With the start of the new congressional session, the Democratic exile has officially ended. So begins the hard part: governing. Over the past few years, many commentators have criticized the party's failure to put forward a coherent vision for national security. Now with control in the House and Senate, Democrats have an opportunity to show the American people how they will lead in a post-9/11 world.
There are two national security temptations for Democrats in the new congress: a reflexively anti-Bush approach, and a reflexively "strong" approach—trying to out-tough the Republicans on security. Both must be rejected. Though based on political calculations, they are, in fact, bad politics. Neither is driven by an overarching set of principles, leaving Democrats looking like they stand for nothing.
According to supporters of the first approach, November's victory was a mandate for opposing the Bush agenda blow-for-blow. Thus, Democrats should respond with a strategy that is the antithesis of neo-conservatism—redeploying from Iraq, limiting American activism in the world and adopting a realist foreign policy outlook. But these Democrats have come to support a mishmash of policies that could hardly be described as liberal. A reflexively anti-Bush Democrat might oppose democracy promotion in the Middle East, arguing that that's what neoconservatives do. Others may claim that the internal politics of faraway nations should not be of concern to progressives—that we have enough problems at home to worry about. But it is precisely because we are progressives that we care about poverty and oppression abroad. As Martin Luther King, Jr. once noted, "injustice anywhere is a threat to justice everywhere."
The second temptation—to prove Democratic toughness on national security—is based on the interpretation that November's win was more a response to Republican failures than a vote of confidence in Democrats. The public still does not trust liberals to keep them safe, and so the Democratic Party must promote only what will be perceived as strong national security positions, taking on Republicans from the right, and avoiding soft issues such as civil liberties.
Like the first tendency, this leaves Democrats with something that is neither a comprehensive strategy, nor recognizably liberal. Fear-mongering nativism, such as that displayed by certain congressional campaigns that ran against amnesty for illegals, or by the many Democrats who made political hay out of the Dubai-ports deal, is not the legacy the party should be striving for. Neither is silence on the Bush Administration's use of torture. If progressives don't feel confident enough to vigorously oppose something as self-evidently illiberal as torture, then why do we want to lead?
It is not yet clear where the Democratic leadership in the House and Senate will stand on foreign policy. The danger is that Democrats will stay vague and try to have it both ways. The national security plan congressional Democrats released last spring—"Real Security"—and the more recent "New Direction for America" include a lot of posturing about being tough and smart but little in the way of original ideas or overarching strategy.

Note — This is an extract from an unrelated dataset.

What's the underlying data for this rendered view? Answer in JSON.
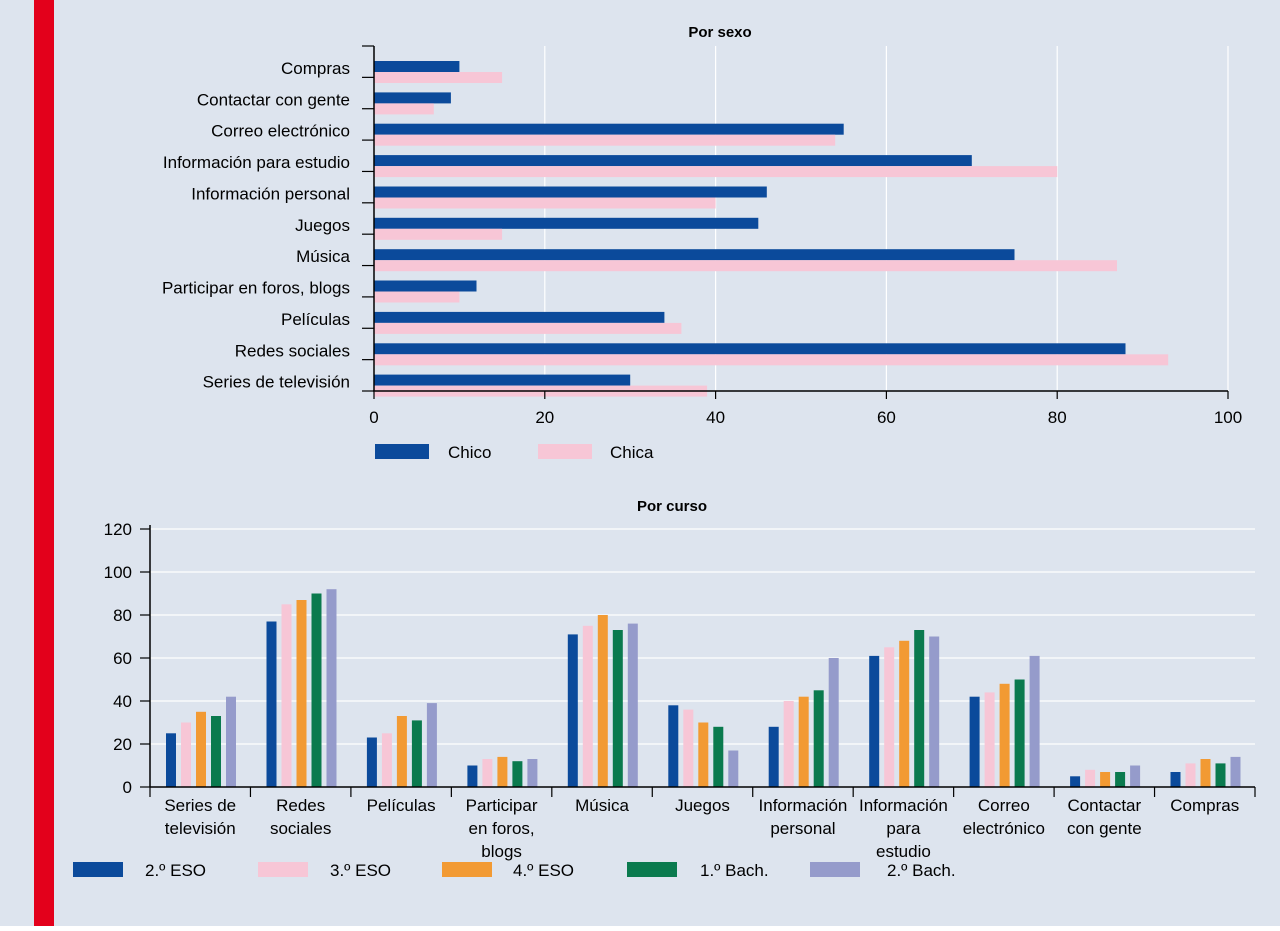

The message seemed to be: "don't worry, we can be just as strong as Republicans," which isn't exactly a rousing call-to-arms.
Today, Democrats finally have the chance to prove to the public that they stand for a principled approach to national security. To do this, they will have to overcome the Republican-reinforced perception of "poll-tested policymaking." John Kerry, remember, was dogged by accusations that he polled everything from Iraq to convention choreography. True or not, he never could dispel the belief that his positions were based on political expediency.

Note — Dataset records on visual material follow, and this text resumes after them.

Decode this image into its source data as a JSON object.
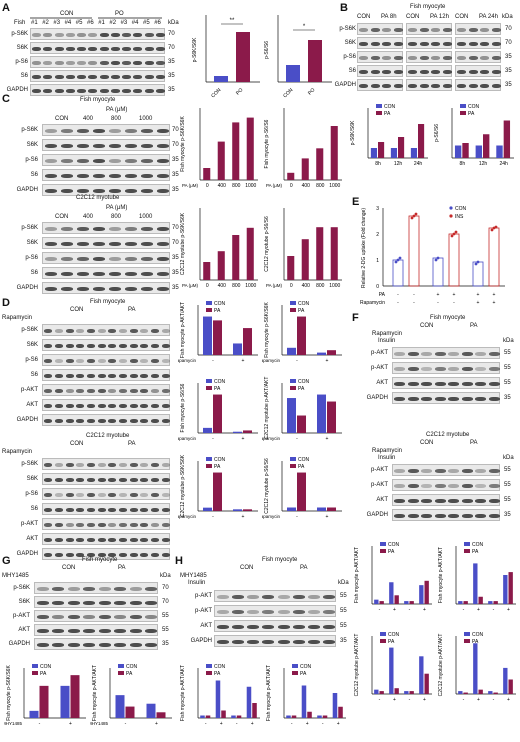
{
  "colors": {
    "con": "#4a4ec7",
    "pa": "#8b1a4a",
    "ins": "#c62b2b"
  },
  "panel_a": {
    "label": "A",
    "fish_label": "Fish",
    "groups": [
      "CON",
      "PO"
    ],
    "lanes": [
      "#1",
      "#2",
      "#3",
      "#4",
      "#5",
      "#6",
      "#1",
      "#2",
      "#3",
      "#4",
      "#5",
      "#6"
    ],
    "blots": [
      "p-S6K",
      "S6K",
      "p-S6",
      "S6",
      "GAPDH"
    ],
    "kda_label": "kDa",
    "kda": [
      "70",
      "70",
      "35",
      "35",
      "35"
    ],
    "chart1": {
      "ylabel": "p-S6K/S6K",
      "categories": [
        "CON",
        "PO"
      ],
      "sig": "**"
    },
    "chart2": {
      "ylabel": "p-S6/S6",
      "categories": [
        "CON",
        "PO"
      ],
      "sig": "*"
    }
  },
  "panel_b": {
    "label": "B",
    "title": "Fish myocyte",
    "groups": [
      "CON",
      "PA 8h",
      "CON",
      "PA 12h",
      "CON",
      "PA 24h"
    ],
    "blots": [
      "p-S6K",
      "S6K",
      "p-S6",
      "S6",
      "GAPDH"
    ],
    "kda_label": "kDa",
    "kda": [
      "70",
      "70",
      "35",
      "35",
      "35"
    ],
    "legend": [
      "CON",
      "PA"
    ],
    "chart1": {
      "ylabel": "p-S6K/S6K",
      "categories": [
        "8h",
        "12h",
        "24h"
      ]
    },
    "chart2": {
      "ylabel": "p-S6/S6",
      "categories": [
        "8h",
        "12h",
        "24h"
      ]
    }
  },
  "panel_c": {
    "label": "C",
    "title_fish": "Fish myocyte",
    "title_c2c12": "C2C12 myotube",
    "pa_label": "PA (μM)",
    "doses": [
      "CON",
      "400",
      "800",
      "1000"
    ],
    "blots": [
      "p-S6K",
      "S6K",
      "p-S6",
      "S6",
      "GAPDH"
    ],
    "kda": [
      "70",
      "70",
      "35",
      "35",
      "35"
    ],
    "x_prefix": "PA (μM)",
    "x_cats": [
      "0",
      "400",
      "800",
      "1000"
    ],
    "fish_chart1": {
      "ylabel": "Fish myocyte p-S6K/S6K"
    },
    "fish_chart2": {
      "ylabel": "Fish myocyte p-S6/S6"
    },
    "c2c_chart1": {
      "ylabel": "C2C12 myotube p-S6K/S6K"
    },
    "c2c_chart2": {
      "ylabel": "C2C12 myotube p-S6/S6"
    }
  },
  "panel_d": {
    "label": "D",
    "title_fish": "Fish myocyte",
    "title_c2c12": "C2C12 myotube",
    "groups": [
      "CON",
      "PA"
    ],
    "row_label": "Rapamycin",
    "blots": [
      "p-S6K",
      "S6K",
      "p-S6",
      "S6",
      "p-AKT",
      "AKT",
      "GAPDH"
    ],
    "legend": [
      "CON",
      "PA"
    ],
    "charts": [
      {
        "ylabel": "Fish myocyte p-AKT/AKT"
      },
      {
        "ylabel": "Fish myocyte p-S6K/S6K"
      },
      {
        "ylabel": "Fish myocyte p-S6/S6"
      },
      {
        "ylabel": "C2C12 myotube p-AKT/AKT"
      },
      {
        "ylabel": "C2C12 myotube p-S6K/S6K"
      },
      {
        "ylabel": "C2C12 myotube p-S6/S6"
      }
    ]
  },
  "panel_e": {
    "label": "E",
    "ylabel": "Relative 2-DG uptake (Fold change)",
    "legend": [
      "CON",
      "INS"
    ],
    "row1": "PA",
    "row2": "Rapamycin",
    "yticks": [
      "0",
      "1",
      "2",
      "3"
    ]
  },
  "panel_f": {
    "label": "F",
    "title_fish": "Fish myocyte",
    "title_c2c12": "C2C12 myotube",
    "groups": [
      "CON",
      "PA"
    ],
    "row1": "Rapamycin",
    "row2": "Insulin",
    "kda_label": "kDa",
    "blots": [
      "p-AKT",
      "p-AKT",
      "AKT",
      "GAPDH"
    ],
    "kda": [
      "55",
      "55",
      "55",
      "35"
    ]
  },
  "panel_g": {
    "label": "G",
    "title": "Fish myocyte",
    "groups": [
      "CON",
      "PA"
    ],
    "row_label": "MHY1485",
    "kda_label": "kDa",
    "blots": [
      "p-S6K",
      "S6K",
      "p-AKT",
      "AKT",
      "GAPDH"
    ],
    "kda": [
      "70",
      "70",
      "55",
      "55",
      "35"
    ],
    "legend": [
      "CON",
      "PA"
    ],
    "chart1": {
      "ylabel": "Fish myocyte p-S6K/S6K"
    },
    "chart2": {
      "ylabel": "Fish myocyte p-AKT/AKT"
    }
  },
  "panel_h": {
    "label": "H",
    "title": "Fish myocyte",
    "groups": [
      "CON",
      "PA"
    ],
    "row1": "MHY1485",
    "row2": "Insulin",
    "kda_label": "kDa",
    "blots": [
      "p-AKT",
      "p-AKT",
      "AKT",
      "GAPDH"
    ],
    "kda": [
      "55",
      "55",
      "55",
      "35"
    ],
    "legend": [
      "CON",
      "PA"
    ],
    "chart1": {
      "ylabel": "Fish myocyte p-AKT/AKT"
    },
    "chart2": {
      "ylabel": "Fish myocyte p-AKT/AKT"
    }
  },
  "panel_right": {
    "legend": [
      "CON",
      "PA"
    ],
    "rows": [
      "Insulin",
      "Rapamycin"
    ],
    "charts": [
      {
        "ylabel": "Fish myocyte p-AKT/AKT"
      },
      {
        "ylabel": "Fish myocyte p-AKT/AKT"
      },
      {
        "ylabel": "C2C12 myotube p-AKT/AKT"
      },
      {
        "ylabel": "C2C12 myotube p-AKT/AKT"
      }
    ]
  },
  "chart_data": [
    {
      "type": "bar",
      "panel": "A1",
      "categories": [
        "CON",
        "PO"
      ],
      "values": [
        1.0,
        8.5
      ],
      "ylim": [
        0,
        12
      ]
    },
    {
      "type": "bar",
      "panel": "A2",
      "categories": [
        "CON",
        "PO"
      ],
      "values": [
        1.0,
        2.4
      ],
      "ylim": [
        0,
        4
      ]
    },
    {
      "type": "bar",
      "panel": "B1",
      "categories": [
        "8h",
        "12h",
        "24h"
      ],
      "series": [
        {
          "name": "CON",
          "values": [
            1,
            1,
            1
          ]
        },
        {
          "name": "PA",
          "values": [
            1.6,
            2.1,
            3.4
          ]
        }
      ],
      "ylim": [
        0,
        5
      ]
    },
    {
      "type": "bar",
      "panel": "B2",
      "categories": [
        "8h",
        "12h",
        "24h"
      ],
      "series": [
        {
          "name": "CON",
          "values": [
            1,
            1,
            1
          ]
        },
        {
          "name": "PA",
          "values": [
            1.2,
            1.9,
            3.0
          ]
        }
      ],
      "ylim": [
        0,
        4
      ]
    },
    {
      "type": "bar",
      "panel": "C fish 1",
      "categories": [
        "0",
        "400",
        "800",
        "1000"
      ],
      "values": [
        1,
        3.2,
        4.8,
        5.2
      ],
      "ylim": [
        0,
        6
      ]
    },
    {
      "type": "bar",
      "panel": "C fish 2",
      "categories": [
        "0",
        "400",
        "800",
        "1000"
      ],
      "values": [
        1,
        3.0,
        4.4,
        7.5
      ],
      "ylim": [
        0,
        10
      ]
    },
    {
      "type": "bar",
      "panel": "C c2c12 1",
      "categories": [
        "0",
        "400",
        "800",
        "1000"
      ],
      "values": [
        1,
        1.6,
        2.5,
        2.9
      ],
      "ylim": [
        0,
        4
      ]
    },
    {
      "type": "bar",
      "panel": "C c2c12 2",
      "categories": [
        "0",
        "400",
        "800",
        "1000"
      ],
      "values": [
        1,
        1.7,
        2.2,
        2.2
      ],
      "ylim": [
        0,
        3
      ]
    }
  ]
}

In this spirit, we propose a one-year moratorium on foreign policy polling. It's time to give up the obsession with focus groups. Instead, Democrats should test their policy ideas against something far more important—their values and beliefs—and offer bold ideas and solutions that are right for our country, regardless of whether or not they are popular. Only when Americans believe that Democrats are sincere—rather than merely "strong"—will they trust us with their safety and security.
A gut-check should come before a poll-check. If de-emphasizing the military component is the way to prevail in the fight against terrorism, then Democrats must say so without hesitation. If democracy promotion abroad means engaging with (nonviolent) Islamists, then let's say it. Our position on torture and civil liberties should be one of moral clarity, irrespective of what the polls say. We must go on the offensive, take our case to the American people and demonstrate that our vision is not only smarter but intimately tied to our country's founding ideals.
Losers are usually the self-critical ones. Winners must be, too. Before 2008, Democrats must have a thoughtful discussion not only on policy positions but on the values, beliefs and hopes which animate us. It is time to put the polls away and stop worrying how people perceive our every word. As the new congressional session begins, it's time not to stand tough or stand tall, but, rather, to stand principled.